When Luciana graduated high school, she immediately returned to her Tijuana. This is where she had close family, in particular her mother’s two sisters. Although living in Mexico, she commuted back and forth across the border to get her associates degree and also for different jobs.
In 1998, she married a native-born Tijuanese. He, too, had spent some years living in El Cajon, having a binational experience like so many in this region. By 2000 and 2001, they had two boys and they had planned to always live in Tijuana. However, September 2001 changed everything. The border waits became severe and Luciana decided to move to the U.S., but she wanted to be as close to her culture as possible. She chose San Ysidro because it was a walkable community and a place where she could easily go back and forth between the border, take the bus to the pedestrian crossing or take the trolley to downtown San Diego.

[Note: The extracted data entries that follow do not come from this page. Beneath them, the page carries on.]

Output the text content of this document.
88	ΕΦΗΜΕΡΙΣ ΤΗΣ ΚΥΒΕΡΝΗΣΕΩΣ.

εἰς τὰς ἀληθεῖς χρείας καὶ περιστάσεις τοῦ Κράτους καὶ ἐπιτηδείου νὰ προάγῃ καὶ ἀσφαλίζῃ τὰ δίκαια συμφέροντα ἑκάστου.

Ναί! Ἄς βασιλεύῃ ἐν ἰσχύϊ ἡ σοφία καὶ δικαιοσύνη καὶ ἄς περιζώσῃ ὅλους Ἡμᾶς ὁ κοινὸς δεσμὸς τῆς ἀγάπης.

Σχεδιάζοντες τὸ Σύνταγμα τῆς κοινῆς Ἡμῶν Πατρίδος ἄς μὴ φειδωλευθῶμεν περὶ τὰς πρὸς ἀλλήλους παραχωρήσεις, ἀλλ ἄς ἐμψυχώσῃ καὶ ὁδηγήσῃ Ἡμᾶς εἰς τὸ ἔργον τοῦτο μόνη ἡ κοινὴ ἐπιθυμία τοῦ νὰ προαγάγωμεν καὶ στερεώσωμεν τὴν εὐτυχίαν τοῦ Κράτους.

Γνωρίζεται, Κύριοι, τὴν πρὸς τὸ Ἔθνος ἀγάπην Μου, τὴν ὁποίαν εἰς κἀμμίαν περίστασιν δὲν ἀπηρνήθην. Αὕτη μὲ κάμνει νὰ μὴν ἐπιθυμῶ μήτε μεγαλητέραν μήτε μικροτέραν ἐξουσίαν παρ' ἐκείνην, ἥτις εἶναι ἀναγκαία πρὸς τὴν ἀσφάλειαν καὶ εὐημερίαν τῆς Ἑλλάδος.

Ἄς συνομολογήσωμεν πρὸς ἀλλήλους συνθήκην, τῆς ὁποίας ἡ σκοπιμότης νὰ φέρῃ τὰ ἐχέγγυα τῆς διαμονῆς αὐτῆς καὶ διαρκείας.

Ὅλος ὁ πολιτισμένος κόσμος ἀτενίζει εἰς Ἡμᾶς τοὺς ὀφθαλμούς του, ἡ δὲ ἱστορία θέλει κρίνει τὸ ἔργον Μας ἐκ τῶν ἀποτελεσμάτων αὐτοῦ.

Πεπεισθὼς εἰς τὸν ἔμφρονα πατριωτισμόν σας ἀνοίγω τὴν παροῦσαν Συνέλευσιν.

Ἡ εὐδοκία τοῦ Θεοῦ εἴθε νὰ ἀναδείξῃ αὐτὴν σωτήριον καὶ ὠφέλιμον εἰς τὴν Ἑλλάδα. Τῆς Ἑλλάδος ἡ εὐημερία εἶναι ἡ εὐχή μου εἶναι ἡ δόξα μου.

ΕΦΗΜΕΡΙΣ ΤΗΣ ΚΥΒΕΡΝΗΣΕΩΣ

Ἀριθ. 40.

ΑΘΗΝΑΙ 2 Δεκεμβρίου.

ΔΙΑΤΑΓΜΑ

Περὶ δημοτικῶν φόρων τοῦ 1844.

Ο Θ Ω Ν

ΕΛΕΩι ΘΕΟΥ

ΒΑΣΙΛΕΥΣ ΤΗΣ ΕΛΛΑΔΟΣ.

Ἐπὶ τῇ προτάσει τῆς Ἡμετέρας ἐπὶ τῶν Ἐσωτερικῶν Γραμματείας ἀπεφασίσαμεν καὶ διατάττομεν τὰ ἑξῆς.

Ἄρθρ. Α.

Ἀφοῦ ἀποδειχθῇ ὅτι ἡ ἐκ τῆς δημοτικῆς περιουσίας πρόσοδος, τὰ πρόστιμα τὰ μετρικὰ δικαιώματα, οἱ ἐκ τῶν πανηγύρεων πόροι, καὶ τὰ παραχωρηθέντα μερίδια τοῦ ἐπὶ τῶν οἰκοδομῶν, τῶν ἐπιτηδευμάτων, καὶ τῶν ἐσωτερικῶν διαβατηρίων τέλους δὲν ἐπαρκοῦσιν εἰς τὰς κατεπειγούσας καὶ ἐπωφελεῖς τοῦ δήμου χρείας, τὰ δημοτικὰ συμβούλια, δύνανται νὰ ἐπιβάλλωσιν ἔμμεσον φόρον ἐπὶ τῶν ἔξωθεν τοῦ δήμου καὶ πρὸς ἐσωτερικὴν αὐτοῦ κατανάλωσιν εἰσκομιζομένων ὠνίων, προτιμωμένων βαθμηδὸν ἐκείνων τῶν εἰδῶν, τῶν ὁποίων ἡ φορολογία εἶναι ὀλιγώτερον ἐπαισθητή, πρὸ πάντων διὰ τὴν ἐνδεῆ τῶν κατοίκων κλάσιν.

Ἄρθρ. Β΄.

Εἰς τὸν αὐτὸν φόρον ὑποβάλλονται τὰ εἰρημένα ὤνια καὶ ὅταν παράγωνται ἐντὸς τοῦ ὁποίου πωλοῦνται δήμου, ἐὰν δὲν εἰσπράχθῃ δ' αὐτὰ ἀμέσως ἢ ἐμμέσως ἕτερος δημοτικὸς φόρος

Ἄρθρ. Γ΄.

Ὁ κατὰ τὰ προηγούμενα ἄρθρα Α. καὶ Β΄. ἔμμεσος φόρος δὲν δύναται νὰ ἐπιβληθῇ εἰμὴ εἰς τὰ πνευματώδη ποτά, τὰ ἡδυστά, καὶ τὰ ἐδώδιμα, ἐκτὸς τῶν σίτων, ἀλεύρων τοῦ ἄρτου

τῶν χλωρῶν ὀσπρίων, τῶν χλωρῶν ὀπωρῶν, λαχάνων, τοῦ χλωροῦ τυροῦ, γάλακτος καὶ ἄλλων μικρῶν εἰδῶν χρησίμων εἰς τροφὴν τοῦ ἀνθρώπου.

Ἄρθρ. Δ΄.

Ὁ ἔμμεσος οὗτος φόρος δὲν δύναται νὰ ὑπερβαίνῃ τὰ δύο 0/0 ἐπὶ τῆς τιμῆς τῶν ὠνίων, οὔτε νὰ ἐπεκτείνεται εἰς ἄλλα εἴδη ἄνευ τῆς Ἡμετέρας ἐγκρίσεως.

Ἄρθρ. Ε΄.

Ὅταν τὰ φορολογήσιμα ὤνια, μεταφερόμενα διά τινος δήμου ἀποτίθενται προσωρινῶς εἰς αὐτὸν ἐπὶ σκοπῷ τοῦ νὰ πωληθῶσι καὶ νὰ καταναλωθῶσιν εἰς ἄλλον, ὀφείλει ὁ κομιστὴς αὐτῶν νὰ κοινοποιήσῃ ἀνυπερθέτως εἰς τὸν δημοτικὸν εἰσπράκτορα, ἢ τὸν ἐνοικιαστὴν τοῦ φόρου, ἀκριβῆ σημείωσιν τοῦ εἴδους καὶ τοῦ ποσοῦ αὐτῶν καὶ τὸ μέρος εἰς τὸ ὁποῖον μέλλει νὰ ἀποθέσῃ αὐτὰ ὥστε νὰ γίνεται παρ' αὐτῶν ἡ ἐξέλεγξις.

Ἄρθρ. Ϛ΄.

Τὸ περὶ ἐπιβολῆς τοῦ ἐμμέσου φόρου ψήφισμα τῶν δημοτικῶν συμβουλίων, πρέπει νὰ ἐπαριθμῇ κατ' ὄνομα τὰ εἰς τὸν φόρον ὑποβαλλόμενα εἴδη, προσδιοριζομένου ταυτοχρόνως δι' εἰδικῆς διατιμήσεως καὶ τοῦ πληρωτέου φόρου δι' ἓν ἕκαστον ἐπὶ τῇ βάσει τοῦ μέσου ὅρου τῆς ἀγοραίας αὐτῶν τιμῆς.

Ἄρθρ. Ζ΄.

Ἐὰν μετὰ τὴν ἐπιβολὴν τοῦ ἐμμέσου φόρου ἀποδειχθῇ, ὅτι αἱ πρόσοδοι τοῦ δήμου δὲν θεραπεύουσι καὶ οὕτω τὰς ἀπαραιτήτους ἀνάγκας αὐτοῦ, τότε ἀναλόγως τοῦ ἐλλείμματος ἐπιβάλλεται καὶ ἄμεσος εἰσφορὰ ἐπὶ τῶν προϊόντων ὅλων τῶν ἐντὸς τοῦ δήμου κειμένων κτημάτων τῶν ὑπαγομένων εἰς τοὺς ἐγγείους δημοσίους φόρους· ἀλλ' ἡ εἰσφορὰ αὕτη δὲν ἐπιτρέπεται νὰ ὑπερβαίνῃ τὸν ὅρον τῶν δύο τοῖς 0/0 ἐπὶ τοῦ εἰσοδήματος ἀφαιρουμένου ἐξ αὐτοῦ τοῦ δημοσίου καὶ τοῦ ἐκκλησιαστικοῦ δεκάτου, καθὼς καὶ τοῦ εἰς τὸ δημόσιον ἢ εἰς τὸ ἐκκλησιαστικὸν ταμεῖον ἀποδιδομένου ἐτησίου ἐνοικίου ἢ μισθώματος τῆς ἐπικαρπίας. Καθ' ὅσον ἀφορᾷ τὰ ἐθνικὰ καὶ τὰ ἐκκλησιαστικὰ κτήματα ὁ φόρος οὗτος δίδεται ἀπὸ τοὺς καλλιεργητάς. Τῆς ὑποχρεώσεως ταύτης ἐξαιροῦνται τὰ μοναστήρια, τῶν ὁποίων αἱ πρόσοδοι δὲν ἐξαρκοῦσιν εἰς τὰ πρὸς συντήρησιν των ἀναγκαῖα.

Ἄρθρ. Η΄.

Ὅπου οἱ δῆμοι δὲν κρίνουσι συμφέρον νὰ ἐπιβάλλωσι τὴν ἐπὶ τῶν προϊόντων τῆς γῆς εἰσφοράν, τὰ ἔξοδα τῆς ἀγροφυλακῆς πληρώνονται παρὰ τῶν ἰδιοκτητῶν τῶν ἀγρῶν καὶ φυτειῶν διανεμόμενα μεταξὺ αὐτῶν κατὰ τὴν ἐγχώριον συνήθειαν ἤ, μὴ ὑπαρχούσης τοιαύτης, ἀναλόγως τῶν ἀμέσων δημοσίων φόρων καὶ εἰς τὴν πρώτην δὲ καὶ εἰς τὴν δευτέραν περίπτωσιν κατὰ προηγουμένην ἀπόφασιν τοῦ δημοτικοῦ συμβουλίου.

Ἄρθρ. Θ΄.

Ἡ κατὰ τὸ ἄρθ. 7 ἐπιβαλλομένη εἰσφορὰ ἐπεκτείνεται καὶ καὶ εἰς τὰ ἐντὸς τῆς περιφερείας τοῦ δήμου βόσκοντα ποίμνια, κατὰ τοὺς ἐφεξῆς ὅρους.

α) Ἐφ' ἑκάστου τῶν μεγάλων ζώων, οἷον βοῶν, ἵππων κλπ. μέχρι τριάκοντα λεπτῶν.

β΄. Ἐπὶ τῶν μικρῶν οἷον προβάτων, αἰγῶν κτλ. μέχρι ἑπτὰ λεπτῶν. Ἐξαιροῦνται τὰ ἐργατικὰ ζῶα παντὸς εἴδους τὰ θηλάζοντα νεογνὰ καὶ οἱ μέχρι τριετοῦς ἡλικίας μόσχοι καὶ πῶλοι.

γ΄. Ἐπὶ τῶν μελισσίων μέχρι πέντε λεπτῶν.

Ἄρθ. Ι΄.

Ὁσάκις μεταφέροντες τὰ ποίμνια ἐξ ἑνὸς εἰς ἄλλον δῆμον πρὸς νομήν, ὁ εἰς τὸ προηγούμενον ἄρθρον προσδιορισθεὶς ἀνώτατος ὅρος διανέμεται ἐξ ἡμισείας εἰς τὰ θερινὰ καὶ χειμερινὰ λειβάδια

At first, her sons went to Smythe preschool and then she enrolled them in Mt. Carmel Catholic Church. The boys received first communion there, something very important to her and her husband. Then the recession hit. Her husband, who had received his green card and then became a U.S. Citizen, was a building inspector for the City of San Diego. He received a letter saying that he was going to be laid off. It was a life-changing moment. Many of their friends had already been hit by the recession, losing their jobs and even their homes. Although her husband got lucky and never completely lost his employment, they switched their sons to the San Ysidro Public School District. Luciana’s friends thought she was crazy. They told her that her boys would get on drugs soon enough and they would never be properly educated. That’s when Luciana said that she would fight to make the public schools in her own community better. That was 2010.
“The public system has to work. There’s the rumor that they say students in San Ysidro don’t learn. It has to be false and I need to prove that because this is the community I choose to live in and the boys need to be successful here.” Willow Elementary, a school located a stone’s throw from the U.S.-Mexico border, had just been newly built. Her boys began to attend Willow and Luciana offered to volunteer filing for the secretary, then she joined Willow’s School Site Council. She also volunteered to be on the English Language Learner Advisory Committee (formed whenever there are more than 21 English language learners in a school). Soon she was invited to attend the district committee for English language learners.
“That’s why I’m so passionate about the English Language learners here in San Ysidro and their opportunities because I experienced that myself.”
In 2013 Luciana became a Community Engagement Coordinator for the San Ysidro Walks and Wheels to School, a program that collaborates with the San Diego Bicycle Coalition, Circulate San Diego, the City of San Diego and the San Ysidro School District. For a time she was also a trustee on the San Ysidro School Board. “We, as women, we bring children to this world. We face many different challenges, all of us at different stages. We see the schools as a gateway for the success of our children. We need to have leadership that meets the expectations of the new generation, especially leadership from Latina women.”
Luciana continues to live in San Ysidro and cross the border into Tijuana frequently for family, friends and entertainment.